Justice des mineurs – L’alerte des professionnels

Ce 11 septembre, en Conseil des ministres, Nicole Belloubet, ministre de la Justice, présentait la réforme de la justice des mineurs. Cette réforme attendue de l’ordonnance de 45 ne sera pas votée par l’Assemblée mais passera par ordonnances.

Elle avance une « présomption de discernement », soit un seuil d’irresponsabilité pénale à 13 ans. La réforme laisse cependant la possibilité au procureur ou au juge de motiver leur décision s’ils souhaitent engager des poursuites pénales en dessous de 13 ans. Dans une contre-proposition à la réforme publiée en avril dernier, des professionnels de la Protection judiciaire de la jeunesse (PJJ), éducateurs, psychologues, magistrats avançaient un seuil irréfutable d’irresponsabilité pénale à 14 ans.

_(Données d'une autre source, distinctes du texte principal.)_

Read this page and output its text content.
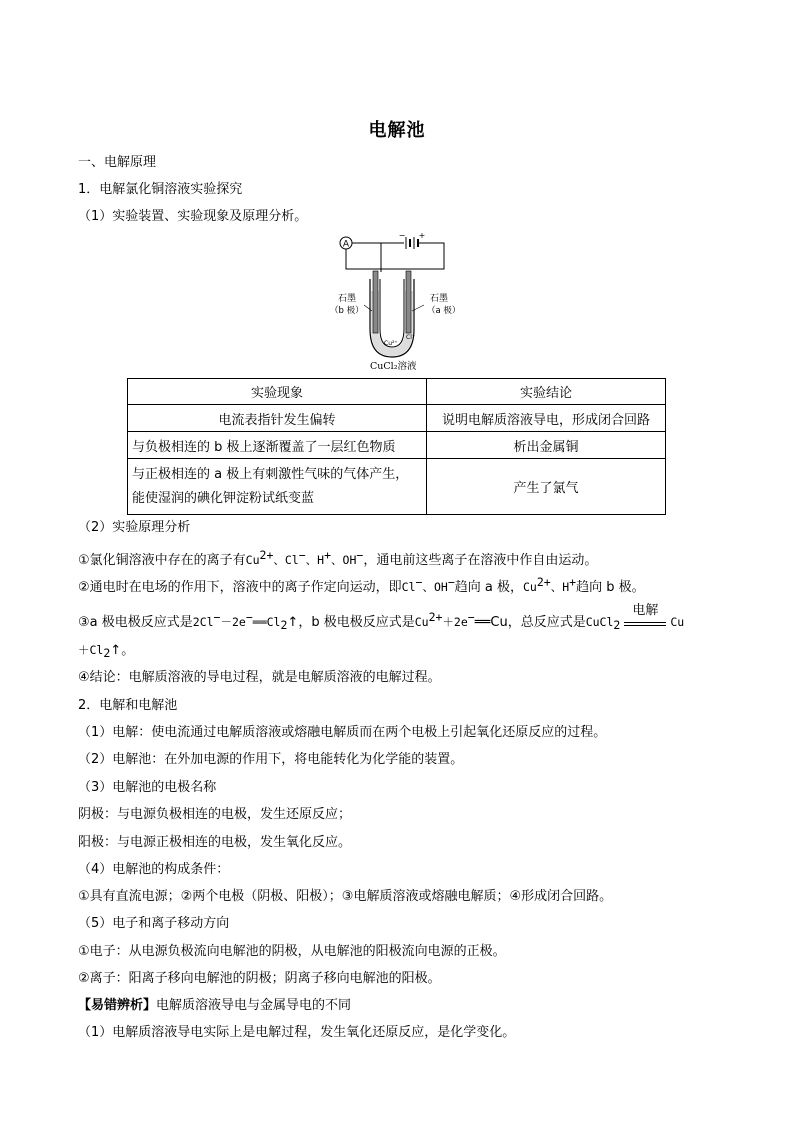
电解池
一、电解原理
1．电解氯化铜溶液实验探究
（1）实验装置、实验现象及原理分析。
A
− +
石墨
（b 极）
石墨
（a 极）
Cu²⁺
Cl⁻
CuCl₂溶液
实验现象	实验结论
电流表指针发生偏转	说明电解质溶液导电，形成闭合回路
与负极相连的 b 极上逐渐覆盖了一层红色物质	析出金属铜
与正极相连的 a 极上有刺激性气味的气体产生，
能使湿润的碘化钾淀粉试纸变蓝	产生了氯气
（2）实验原理分析
①氯化铜溶液中存在的离子有Cu2+、Cl−、H+、OH−，通电前这些离子在溶液中作自由运动。
②通电时在电场的作用下，溶液中的离子作定向运动，即Cl−、OH−趋向 a 极，Cu2+、H+趋向 b 极。
③a 极电极反应式是2Cl−－2e−══Cl2↑，b 极电极反应式是Cu2+＋2e−══Cu，总反应式是CuCl2
电解
Cu
＋Cl2↑。
④结论：电解质溶液的导电过程，就是电解质溶液的电解过程。
2．电解和电解池
（1）电解：使电流通过电解质溶液或熔融电解质而在两个电极上引起氧化还原反应的过程。
（2）电解池：在外加电源的作用下，将电能转化为化学能的装置。
（3）电解池的电极名称
阴极：与电源负极相连的电极，发生还原反应；
阳极：与电源正极相连的电极，发生氧化反应。
（4）电解池的构成条件：
①具有直流电源；②两个电极（阴极、阳极）；③电解质溶液或熔融电解质；④形成闭合回路。
（5）电子和离子移动方向
①电子：从电源负极流向电解池的阴极，从电解池的阳极流向电源的正极。
②离子：阳离子移向电解池的阴极；阴离子移向电解池的阳极。
【易错辨析】电解质溶液导电与金属导电的不同
（1）电解质溶液导电实际上是电解过程，发生氧化还原反应，是化学变化。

Mise à l’épreuve éducative

La réforme installe une nouvelle procédure qui supprime la procédure d’instruction devant le juge des enfants, permet un jugement en trois mois suivi d’une « mise à l’épreuve éducative » sur 6 à 9 mois avant la décision sur la sanction du juge des enfants. « Elle prend en compte l’évolution du mineur, sa personnalité, les efforts accomplis et/ou les incidents survenus » avance le ministère.

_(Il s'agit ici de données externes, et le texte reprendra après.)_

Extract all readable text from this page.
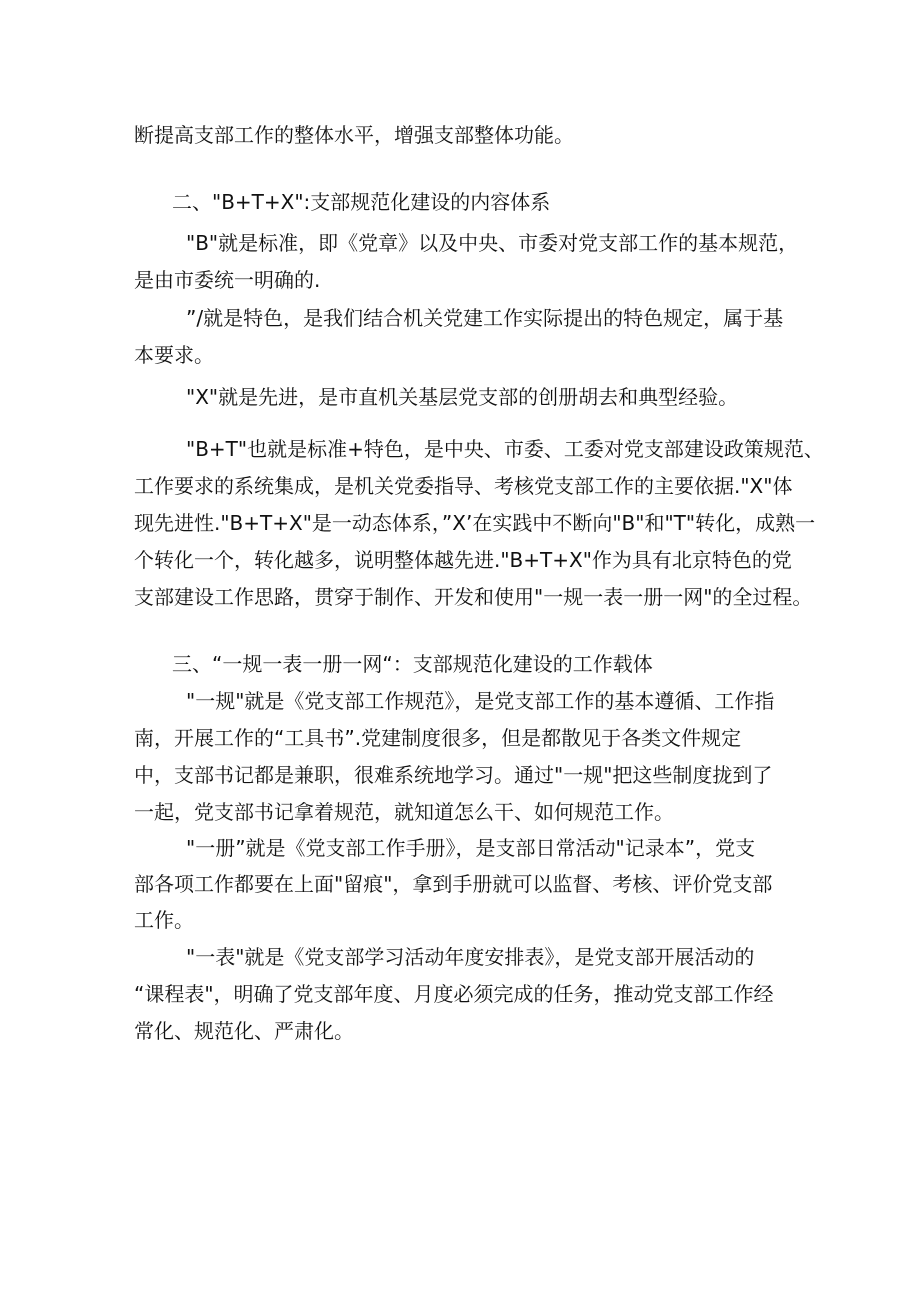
断提高支部工作的整体水平，增强支部整体功能。

二、"B+T+X":支部规范化建设的内容体系

"B"就是标准，即《党章》以及中央、市委对党支部工作的基本规范，

是由市委统一明确的.

”/就是特色，是我们结合机关党建工作实际提出的特色规定，属于基

本要求。

"X"就是先进，是市直机关基层党支部的创册胡去和典型经验。

"B+T"也就是标准+特色，是中央、市委、工委对党支部建设政策规范、

工作要求的系统集成，是机关党委指导、考核党支部工作的主要依据."X"体

现先进性."B+T+X"是一动态体系，”X’在实践中不断向"B"和"T"转化，成熟一

个转化一个，转化越多，说明整体越先进."B+T+X"作为具有北京特色的党

支部建设工作思路，贯穿于制作、开发和使用"一规一表一册一网"的全过程。

三、“一规一表一册一网“：支部规范化建设的工作载体

"一规"就是《党支部工作规范》，是党支部工作的基本遵循、工作指

南，开展工作的“工具书”.党建制度很多，但是都散见于各类文件规定

中，支部书记都是兼职，很难系统地学习。通过"一规"把这些制度拢到了

一起，党支部书记拿着规范，就知道怎么干、如何规范工作。

"一册”就是《党支部工作手册》，是支部日常活动"记录本”，党支

部各项工作都要在上面"留痕"，拿到手册就可以监督、考核、评价党支部

工作。

"一表"就是《党支部学习活动年度安排表》，是党支部开展活动的

“课程表"，明确了党支部年度、月度必须完成的任务，推动党支部工作经

常化、规范化、严肃化。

« C’est une rupture fondamentale avec l’esprit de l’ordonnance de 45 » réagissent plusieurs syndicats (CGT-PJJ, SNPES-PJJ, FSU) mobilisés ce même jour à Paris (photo) pour demander « des moyens pour l’éducation pas pour l’enfermement ». « On est sur une institution qui va promouvoir des mesures de contrôle, des mesures probatoires où la dimension éducative sera réduite à un paravent », s’emporte Vito Fortunato éducateur PJJ du SNPES-PJJ qui craint un bouleversement complet des pratiques des professionnels.
La nouvelle procédure est « un leurre », selon Aurore Trepp de la CGT-PJJ. « Désormais, le jugement sur la culpabilité interviendra dans les 10 jours à trois mois là où actuellement nous pouvons avoir 6, 8, 10 mois pour travailler, nous éducateurs, avec un adolescent sur sa responsabilité et qu’il puisse arriver à l’audience en disant : « j’ai compris ». La nouvelle procédure ne lui laisse plus ce temps là. Elle commence par poser la culpabilité puis interroge : si tu te tiens bien pendant la période de mise à l’épreuve alors la dispense de peine sera peut-être possible ».

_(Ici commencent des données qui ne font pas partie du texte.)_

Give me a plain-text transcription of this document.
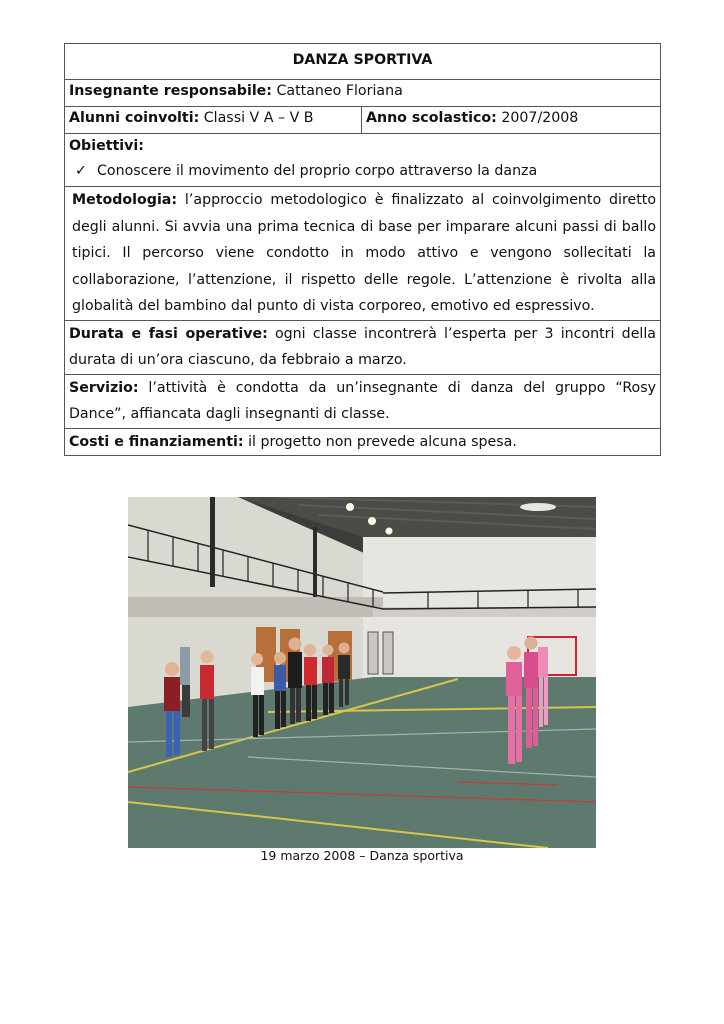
DANZA SPORTIVA
Insegnante responsabile: Cattaneo Floriana
Alunni coinvolti: Classi V A – V B	Anno scolastico: 2007/2008

Obiettivi:
✓ Conoscere il movimento del proprio corpo attraverso la danza

Metodologia: l’approccio metodologico è finalizzato al coinvolgimento diretto degli alunni. Si avvia una prima tecnica di base per imparare alcuni passi di ballo tipici. Il percorso viene condotto in modo attivo e vengono sollecitati la collaborazione, l’attenzione, il rispetto delle regole. L’attenzione è rivolta alla globalità del bambino dal punto di vista corporeo, emotivo ed espressivo.
Durata e fasi operative: ogni classe incontrerà l’esperta per 3 incontri della durata di un’ora ciascuno, da febbraio a marzo.
Servizio: l’attività è condotta da un’insegnante di danza del gruppo “Rosy Dance”, affiancata dagli insegnanti di classe.
Costi e finanziamenti: il progetto non prevede alcuna spesa.
19 marzo 2008 – Danza sportiva
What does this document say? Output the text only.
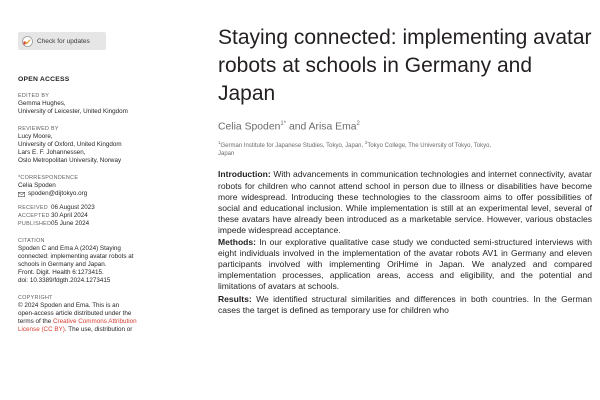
Check for updates
OPEN ACCESS
EDITED BY
Gemma Hughes,
University of Leicester, United Kingdom
REVIEWED BY
Lucy Moore,
University of Oxford, United Kingdom
Lars E. F. Johannessen,
Oslo Metropolitan University, Norway
*CORRESPONDENCE
Celia Spoden
spoden@dijtokyo.org
RECEIVED 06 August 2023
ACCEPTED 30 April 2024
PUBLISHED 05 June 2024
CITATION
Spoden C and Ema A (2024) Staying
connected: implementing avatar robots at
schools in Germany and Japan.
Front. Digit. Health 6:1273415.
doi: 10.3389/fdgth.2024.1273415
COPYRIGHT
© 2024 Spoden and Ema. This is an
open-access article distributed under the
terms of the Creative Commons Attribution
License (CC BY). The use, distribution or
Staying connected: implementing avatar robots at schools in Germany and Japan
Celia Spoden$^{1*}$ and Arisa Ema$^2$
$^1$German Institute for Japanese Studies, Tokyo, Japan, $^2$Tokyo College, The University of Tokyo, Tokyo,
Japan

Introduction: With advancements in communication technologies and internet connectivity, avatar robots for children who cannot attend school in person due to illness or disabilities have become more widespread. Introducing these technologies to the classroom aims to offer possibilities of social and educational inclusion. While implementation is still at an experimental level, several of these avatars have already been introduced as a marketable service. However, various obstacles impede widespread acceptance.

Methods: In our explorative qualitative case study we conducted semi-structured interviews with eight individuals involved in the implementation of the avatar robots AV1 in Germany and eleven participants involved with implementing OriHime in Japan. We analyzed and compared implementation processes, application areas, access and eligibility, and the potential and limitations of avatars at schools.

Results: We identified structural similarities and differences in both countries. In the German cases the target is defined as temporary use for children who
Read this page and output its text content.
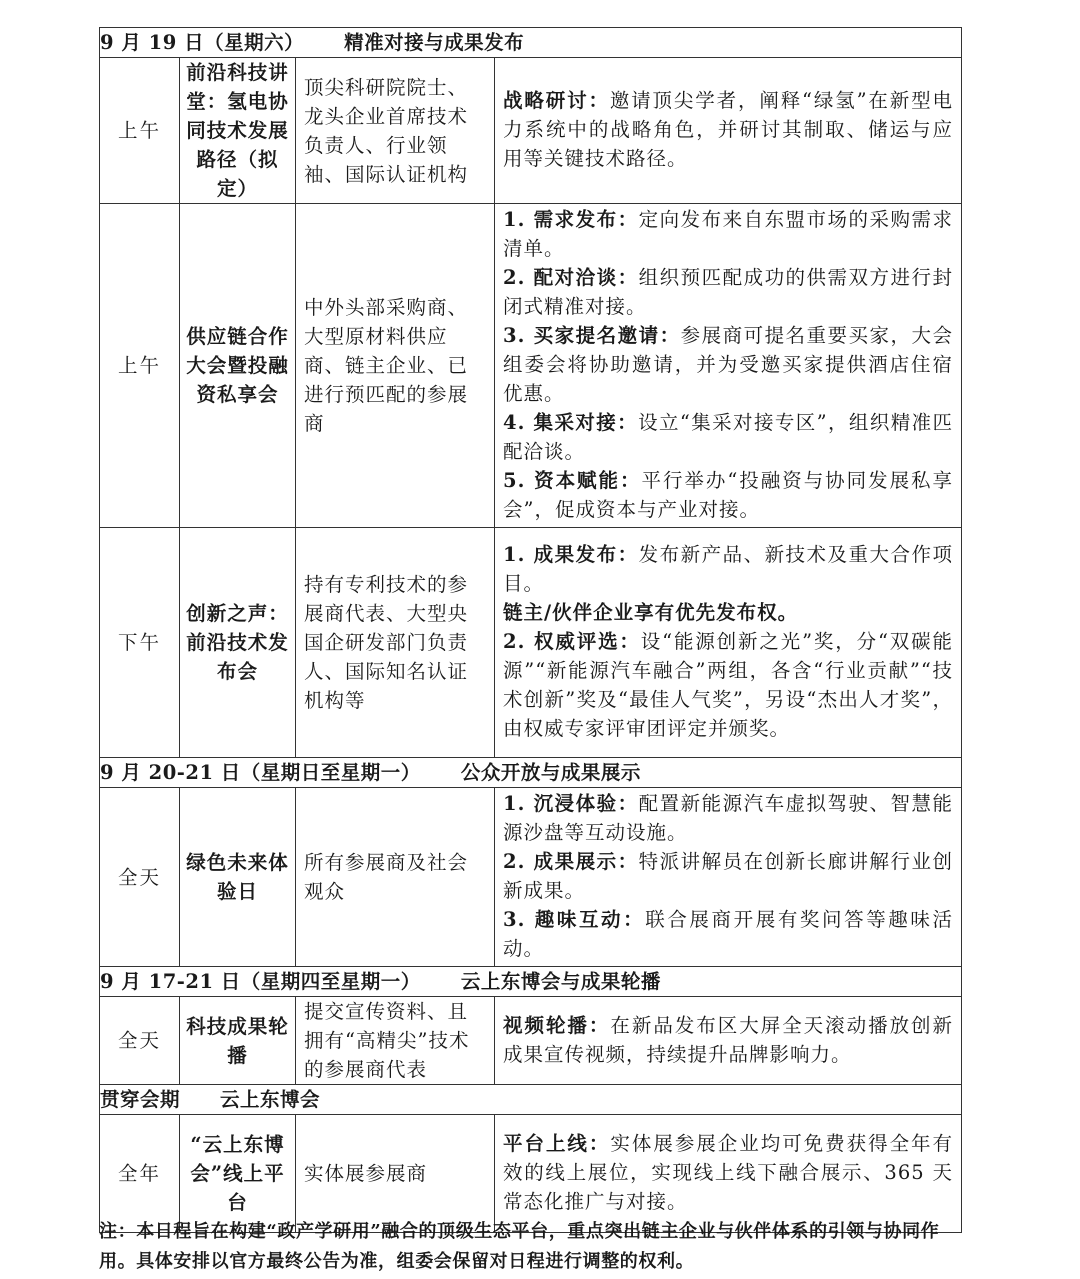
9 月 19 日（星期六） 精准对接与成果发布			
上午	前沿科技讲堂：氢电协同技术发展路径（拟定）	顶尖科研院院士、龙头企业首席技术负责人、行业领袖、国际认证机构	战略研讨：邀请顶尖学者，阐释“绿氢”在新型电力系统中的战略角色，并研讨其制取、储运与应用等关键技术路径。

上午	供应链合作大会暨投融资私享会	中外头部采购商、大型原材料供应商、链主企业、已进行预匹配的参展商	1. 需求发布：定向发布来自东盟市场的采购需求清单。
2. 配对洽谈：组织预匹配成功的供需双方进行封闭式精准对接。
3. 买家提名邀请：参展商可提名重要买家，大会组委会将协助邀请，并为受邀买家提供酒店住宿优惠。
4. 集采对接：设立“集采对接专区”，组织精准匹配洽谈。
5. 资本赋能：平行举办“投融资与协同发展私享会”，促成资本与产业对接。

下午	创新之声：前沿技术发布会	持有专利技术的参展商代表、大型央国企研发部门负责人、国际知名认证机构等	1. 成果发布：发布新产品、新技术及重大合作项目。
链主/伙伴企业享有优先发布权。
2. 权威评选：设“能源创新之光”奖，分“双碳能源”“新能源汽车融合”两组，各含“行业贡献”“技术创新”奖及“最佳人气奖”，另设“杰出人才奖”，由权威专家评审团评定并颁奖。

9 月 20-21 日（星期日至星期一） 公众开放与成果展示			
全天	绿色未来体验日	所有参展商及社会观众	1. 沉浸体验：配置新能源汽车虚拟驾驶、智慧能源沙盘等互动设施。
2. 成果展示：特派讲解员在创新长廊讲解行业创新成果。
3. 趣味互动：联合展商开展有奖问答等趣味活动。

9 月 17-21 日（星期四至星期一） 云上东博会与成果轮播			
全天	科技成果轮播	提交宣传资料、且拥有“高精尖”技术的参展商代表	视频轮播：在新品发布区大屏全天滚动播放创新成果宣传视频，持续提升品牌影响力。

贯穿会期 云上东博会			
全年	“云上东博会”线上平台	实体展参展商	平台上线：实体展参展企业均可免费获得全年有效的线上展位，实现线上线下融合展示、365 天常态化推广与对接。
注：本日程旨在构建“政产学研用”融合的顶级生态平台，重点突出链主企业与伙伴体系的引领与协同作用。具体安排以官方最终公告为准，组委会保留对日程进行调整的权利。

Vingt nouveaux centres éducatifs fermés

La possibilité d’une audience unique qui juge à la fois de la culpabilité et de la peine reste possible, une sorte de comparution immédiate pour les mineurs, s’alarment les syndicats qui rappellent que, contrairement à une idée répandue, la justice des mineurs n’est pas laxiste. Selon eux, c’est ce faux procès qui pousse aujourd’hui le politique vers toujours plus de répressif. L’annonce de la création de 20 centres éducatifs fermés signe, pour ces professionnels, le choix du répressif sur l’éducatif. « Ce sont des antichambres de la prison » tranche Vito Fortunato qui rappelle les critiques répétées de ces centres par la Contrôleure générale des lieux de privation de liberté. Et leurs coûts bien plus importants que ceux des mesures en milieu ouvert.

Le ministère souligne que le Parlement a désormais un an pour débattre et modifier le projet de loi de ratification de cette réforme qui devrait entrer en vigueur le 1er octobre 2020.